In Another Country - The American Spectator | USA News and Politics
In Another Country
by

I live in a different America now. For the past two years I lived in the inner-city of America’s most dangerous city. I saw the culture of poverty up close and personal. Some insist there is no such thing as a culture of poverty; they would think differently if they spent the last two years in my shoes. But of course they won’t.

The culture of poverty is many things. Actually it is an accumulation of things. Having one of those things doesn’t necessarily mean you are part of that culture. One characteristic of the culture of poverty is the single-parent household. But there are many middle class and even upper class (though fewer) single-parent households that are doing just fine. That is because they have resources unavailable to the poor. Like savings. Lawyers. Reliable transportation.

But if you are a single parent with multiple children by multiple fathers, and a high school dropout, with a record, then chances are you are part of that culture. If you move to a new rental every six months, yanking your kids out of school after school, and if you do drugs in front of your children, and sell your food stamps for cash, then chances are you are part of that culture. If you are 20 years old, living with your grandmother, with no interest in ever getting a job, or getting married, or doing much of anything, chances are you are part of that culture. If you do not have a kitchen table, but you do have a big flat screen TV, and when the social worker comes to visit someone yells, “The social worker is here, go get the light bulb,” then chances are you are part of that culture.

When I moved into the inner-city, I hoped to gain some insight and understanding of the poor and their situation. Two years later I left feeling the situation is intractable. Everything the professional uplifters do for the poor is but pruning the branches, instead of hacking at the roots of the problem. For the underclass to escape the culture of poverty they would have to cease doing most if not all of the above, and I don’t see that happening.

Besides, as I have written before, too many of the underclass enjoy the culture of poverty. They would feel horribly out of place in a tony subdivision where they would have to work to make a house and car payment, instead of drinking beer all day on the stoop ― they don’t even have stoops in the suburbs. They would have to cut their lawns and keep the trash and noise to a minimum. What fun is that? In the inner-city you can do whatever the hell you want. You can even shoot somebody, and chances are no one will rat you out, because that is the code of the inner-city streets, and people there hate the cops more than they hate the drug dealers.

I NOW LIVE in a pastoral setting in the rolling hills of Missouri wine country. To find crime of any substance you have to drive north a half hour to the small cities nestled along the interstate highway where the underclass is crammed into low income housing. As a country newspaper editor, I get to report on these cities and the shenanigans therein, the meth labs, the sodomites, the wife beaters, day after day reading probable cause statements that make you want to throw up your hands… or your lunch.

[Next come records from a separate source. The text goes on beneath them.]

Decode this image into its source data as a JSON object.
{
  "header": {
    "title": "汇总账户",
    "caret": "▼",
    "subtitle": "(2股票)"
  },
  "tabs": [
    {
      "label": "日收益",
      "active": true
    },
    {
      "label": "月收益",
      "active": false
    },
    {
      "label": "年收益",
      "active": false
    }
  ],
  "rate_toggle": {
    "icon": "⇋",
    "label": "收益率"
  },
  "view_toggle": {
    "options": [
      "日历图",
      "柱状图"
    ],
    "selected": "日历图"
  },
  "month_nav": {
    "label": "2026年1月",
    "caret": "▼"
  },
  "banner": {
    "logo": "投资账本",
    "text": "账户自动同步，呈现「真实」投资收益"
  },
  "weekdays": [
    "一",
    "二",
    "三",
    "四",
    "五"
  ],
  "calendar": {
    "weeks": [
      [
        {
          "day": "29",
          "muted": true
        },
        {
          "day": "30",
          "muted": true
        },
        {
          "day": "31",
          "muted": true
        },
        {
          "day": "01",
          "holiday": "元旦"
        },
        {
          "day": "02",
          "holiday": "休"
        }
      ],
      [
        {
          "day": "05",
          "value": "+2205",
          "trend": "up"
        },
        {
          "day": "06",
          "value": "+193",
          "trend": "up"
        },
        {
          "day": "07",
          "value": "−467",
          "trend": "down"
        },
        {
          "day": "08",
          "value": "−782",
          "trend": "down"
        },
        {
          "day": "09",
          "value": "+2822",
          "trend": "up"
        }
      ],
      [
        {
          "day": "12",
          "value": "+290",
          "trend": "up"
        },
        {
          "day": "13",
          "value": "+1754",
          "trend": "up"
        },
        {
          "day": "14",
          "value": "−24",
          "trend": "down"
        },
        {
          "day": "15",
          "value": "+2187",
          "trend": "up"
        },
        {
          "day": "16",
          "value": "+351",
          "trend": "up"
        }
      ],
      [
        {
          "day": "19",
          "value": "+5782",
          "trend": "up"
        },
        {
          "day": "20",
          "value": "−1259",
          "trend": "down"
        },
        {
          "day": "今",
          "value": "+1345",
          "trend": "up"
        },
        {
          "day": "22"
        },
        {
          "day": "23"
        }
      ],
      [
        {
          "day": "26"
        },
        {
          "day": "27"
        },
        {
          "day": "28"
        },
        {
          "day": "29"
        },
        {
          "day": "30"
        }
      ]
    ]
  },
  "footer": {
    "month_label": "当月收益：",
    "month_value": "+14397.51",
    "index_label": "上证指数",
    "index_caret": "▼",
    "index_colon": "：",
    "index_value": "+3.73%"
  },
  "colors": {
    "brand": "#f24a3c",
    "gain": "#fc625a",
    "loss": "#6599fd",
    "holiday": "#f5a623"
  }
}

But then, in the evening, I get to return south to my bucolic village of, I don’t know, 50 people, and sleep with the windows open and doors unlocked. My neighbors, even the single parent ones, are up and out of the house at 5:30 a.m. Unlike the underclass, they are fighting the good fight. Despite the blows they’ve taken, they haven’t given up. They are making it work. They have resources, yes, but only because their family and friends have also fought the good fight, gone to work every day, been responsible parents. They have that… ethic, if you will, that will keep these people out of the underclass. And if they should fall below the poverty line briefly, they will rise out of it.